Do lado de fora, a Rússia aproveitou o espetáculo. Putin, de São Petersburgo, ridicularizou o discurso alarmista da Otan e lembrou que os países da aliança gastam em armamentos mais do que o resto do mundo inteiro somado, incluindo Moscou e Pequim. Dizer que a Rússia representa uma ameaça real à Otan é, no mínimo, forçar a narrativa. Mas essa retórica é justamente o combustível para justificar a nova corrida armamentista, os lucros bilionários da indústria bélica e o fortalecimento do aparato militar.
Não se trata apenas de segurança — trata-se de manter a engrenagem militarista girando. A Otan, sob o discurso da defesa, nada mais faz do que alimentar um círculo vicioso de tensões, confrontos e gastos astronômicos, beneficiando o complexo industrial-militar, principalmente dos EUA, enquanto arrasta a Europa para uma militarização cada vez mais insustentável.

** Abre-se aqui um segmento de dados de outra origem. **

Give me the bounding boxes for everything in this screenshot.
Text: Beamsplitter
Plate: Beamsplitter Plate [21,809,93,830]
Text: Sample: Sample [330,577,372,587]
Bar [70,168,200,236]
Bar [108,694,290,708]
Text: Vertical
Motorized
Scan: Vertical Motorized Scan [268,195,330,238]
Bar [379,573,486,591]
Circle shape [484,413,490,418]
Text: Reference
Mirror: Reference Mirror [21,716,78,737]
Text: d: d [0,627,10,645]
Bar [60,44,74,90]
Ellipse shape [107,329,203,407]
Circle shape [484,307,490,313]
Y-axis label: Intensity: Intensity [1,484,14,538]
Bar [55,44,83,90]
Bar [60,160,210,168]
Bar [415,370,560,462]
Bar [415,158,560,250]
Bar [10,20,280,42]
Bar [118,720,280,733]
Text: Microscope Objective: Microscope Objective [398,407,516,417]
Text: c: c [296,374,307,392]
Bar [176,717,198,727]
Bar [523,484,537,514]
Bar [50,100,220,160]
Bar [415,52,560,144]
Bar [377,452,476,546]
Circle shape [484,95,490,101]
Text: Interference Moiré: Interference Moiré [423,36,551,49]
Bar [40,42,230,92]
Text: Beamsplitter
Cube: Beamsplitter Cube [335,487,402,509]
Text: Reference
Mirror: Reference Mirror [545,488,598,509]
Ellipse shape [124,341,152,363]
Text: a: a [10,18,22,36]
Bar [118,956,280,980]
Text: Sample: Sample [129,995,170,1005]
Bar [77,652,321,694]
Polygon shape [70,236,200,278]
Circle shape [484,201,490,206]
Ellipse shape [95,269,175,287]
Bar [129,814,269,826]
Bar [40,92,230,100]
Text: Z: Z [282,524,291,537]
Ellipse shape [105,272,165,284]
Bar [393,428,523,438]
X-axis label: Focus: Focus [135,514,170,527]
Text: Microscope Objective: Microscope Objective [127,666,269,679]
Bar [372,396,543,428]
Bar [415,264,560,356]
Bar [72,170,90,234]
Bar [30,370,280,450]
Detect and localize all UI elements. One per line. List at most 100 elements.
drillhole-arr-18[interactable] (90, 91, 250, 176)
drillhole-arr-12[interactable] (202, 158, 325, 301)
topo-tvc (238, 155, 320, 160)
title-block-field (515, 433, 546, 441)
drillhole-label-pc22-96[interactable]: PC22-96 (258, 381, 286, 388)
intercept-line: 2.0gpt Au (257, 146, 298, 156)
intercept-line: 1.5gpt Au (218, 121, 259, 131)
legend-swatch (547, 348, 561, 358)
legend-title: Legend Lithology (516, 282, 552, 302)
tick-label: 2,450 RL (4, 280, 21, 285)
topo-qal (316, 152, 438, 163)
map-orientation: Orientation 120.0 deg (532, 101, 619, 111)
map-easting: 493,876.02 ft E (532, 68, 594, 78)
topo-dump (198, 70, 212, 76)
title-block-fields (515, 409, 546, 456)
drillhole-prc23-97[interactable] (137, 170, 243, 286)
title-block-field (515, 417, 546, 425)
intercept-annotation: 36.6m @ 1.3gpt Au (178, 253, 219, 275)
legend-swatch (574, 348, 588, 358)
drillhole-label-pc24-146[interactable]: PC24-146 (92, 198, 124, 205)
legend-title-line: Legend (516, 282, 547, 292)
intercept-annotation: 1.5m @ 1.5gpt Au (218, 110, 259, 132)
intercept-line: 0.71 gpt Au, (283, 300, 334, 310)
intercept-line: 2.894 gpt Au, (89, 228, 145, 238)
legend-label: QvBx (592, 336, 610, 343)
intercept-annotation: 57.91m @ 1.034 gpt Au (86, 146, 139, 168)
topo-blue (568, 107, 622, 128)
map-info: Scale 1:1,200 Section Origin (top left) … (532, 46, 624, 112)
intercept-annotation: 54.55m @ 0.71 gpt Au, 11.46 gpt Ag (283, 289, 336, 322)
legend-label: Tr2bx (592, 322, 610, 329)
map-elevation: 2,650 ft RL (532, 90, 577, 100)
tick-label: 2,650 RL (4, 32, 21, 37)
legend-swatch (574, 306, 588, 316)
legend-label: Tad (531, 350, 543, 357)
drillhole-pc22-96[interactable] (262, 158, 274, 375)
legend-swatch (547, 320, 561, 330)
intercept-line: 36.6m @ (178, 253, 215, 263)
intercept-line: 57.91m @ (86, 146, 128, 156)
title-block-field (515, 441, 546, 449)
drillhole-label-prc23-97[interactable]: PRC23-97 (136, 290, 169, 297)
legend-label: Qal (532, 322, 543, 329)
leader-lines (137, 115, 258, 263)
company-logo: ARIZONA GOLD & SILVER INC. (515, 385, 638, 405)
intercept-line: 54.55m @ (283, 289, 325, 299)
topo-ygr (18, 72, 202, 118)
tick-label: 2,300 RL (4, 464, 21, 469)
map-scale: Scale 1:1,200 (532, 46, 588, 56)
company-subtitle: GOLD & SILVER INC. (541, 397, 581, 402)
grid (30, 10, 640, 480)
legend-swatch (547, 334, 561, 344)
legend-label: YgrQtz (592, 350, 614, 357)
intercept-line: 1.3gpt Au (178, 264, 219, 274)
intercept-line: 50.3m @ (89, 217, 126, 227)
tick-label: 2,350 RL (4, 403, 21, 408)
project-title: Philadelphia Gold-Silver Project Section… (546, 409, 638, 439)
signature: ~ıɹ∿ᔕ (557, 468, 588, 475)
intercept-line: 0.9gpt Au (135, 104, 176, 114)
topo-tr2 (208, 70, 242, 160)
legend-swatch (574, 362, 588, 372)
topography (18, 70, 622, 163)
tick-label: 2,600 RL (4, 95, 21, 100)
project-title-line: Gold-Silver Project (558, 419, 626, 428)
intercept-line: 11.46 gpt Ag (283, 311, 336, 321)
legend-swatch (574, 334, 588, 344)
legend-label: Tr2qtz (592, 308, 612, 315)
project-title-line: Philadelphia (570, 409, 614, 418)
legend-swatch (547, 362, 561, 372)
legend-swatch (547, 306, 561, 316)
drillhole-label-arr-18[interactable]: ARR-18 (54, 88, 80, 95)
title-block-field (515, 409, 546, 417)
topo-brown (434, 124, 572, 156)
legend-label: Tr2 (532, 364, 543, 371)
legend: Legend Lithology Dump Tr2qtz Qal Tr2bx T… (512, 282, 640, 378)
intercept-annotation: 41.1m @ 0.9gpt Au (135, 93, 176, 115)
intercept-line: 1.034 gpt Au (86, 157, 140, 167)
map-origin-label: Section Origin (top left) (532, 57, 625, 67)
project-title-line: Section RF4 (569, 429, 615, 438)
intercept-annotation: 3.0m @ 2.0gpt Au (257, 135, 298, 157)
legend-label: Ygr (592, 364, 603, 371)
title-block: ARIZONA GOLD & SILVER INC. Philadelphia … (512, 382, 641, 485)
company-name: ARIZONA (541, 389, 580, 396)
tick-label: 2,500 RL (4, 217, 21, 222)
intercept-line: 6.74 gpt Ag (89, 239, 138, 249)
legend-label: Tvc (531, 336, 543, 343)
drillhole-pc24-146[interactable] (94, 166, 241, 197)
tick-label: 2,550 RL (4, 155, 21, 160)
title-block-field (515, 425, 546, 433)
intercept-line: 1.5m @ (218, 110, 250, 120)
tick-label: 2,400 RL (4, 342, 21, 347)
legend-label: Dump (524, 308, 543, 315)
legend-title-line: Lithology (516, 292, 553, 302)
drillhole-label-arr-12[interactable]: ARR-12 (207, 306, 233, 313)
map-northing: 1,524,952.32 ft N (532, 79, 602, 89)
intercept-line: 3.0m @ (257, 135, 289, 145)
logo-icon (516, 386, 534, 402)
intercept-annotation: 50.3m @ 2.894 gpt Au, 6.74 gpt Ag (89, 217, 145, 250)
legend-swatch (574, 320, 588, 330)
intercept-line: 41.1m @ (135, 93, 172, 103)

O que ficou da cúpula de Haia não foi a imagem de uma aliança sólida, mas de um bloco submisso a Washington, dividido entre as bravatas militaristas e o medo real de ver a Otan ruir por dentro. O aumento dos gastos pode reforçar o poder de fogo da aliança, mas não resolve sua crise de confiança — nem esconde o fato de que, por trás da fachada de “união”, as contradições interimperialistas, o mal-estar europeu com a tutela norte-americana e o belicismo estrutural da Otan continuam corroendo as bases do bloco.
A Europa e o mundo não precisam de militarismo, políticas belicistas e concepção de segurança de um grupelho de países com imperialistas. A "defesa coletiva" da Otan, desde sempre é exclusivista, em detrimento da segurança dos demais países e povos. Persegue fins agressivos e nessa medida ameaça a paz mundial.
Em vez de paz e estabilidade, a Otan oferece ao mundo mais armas, mais tensão, mais guerra e menos soberania para os povos europeus e demais regiões do mundo.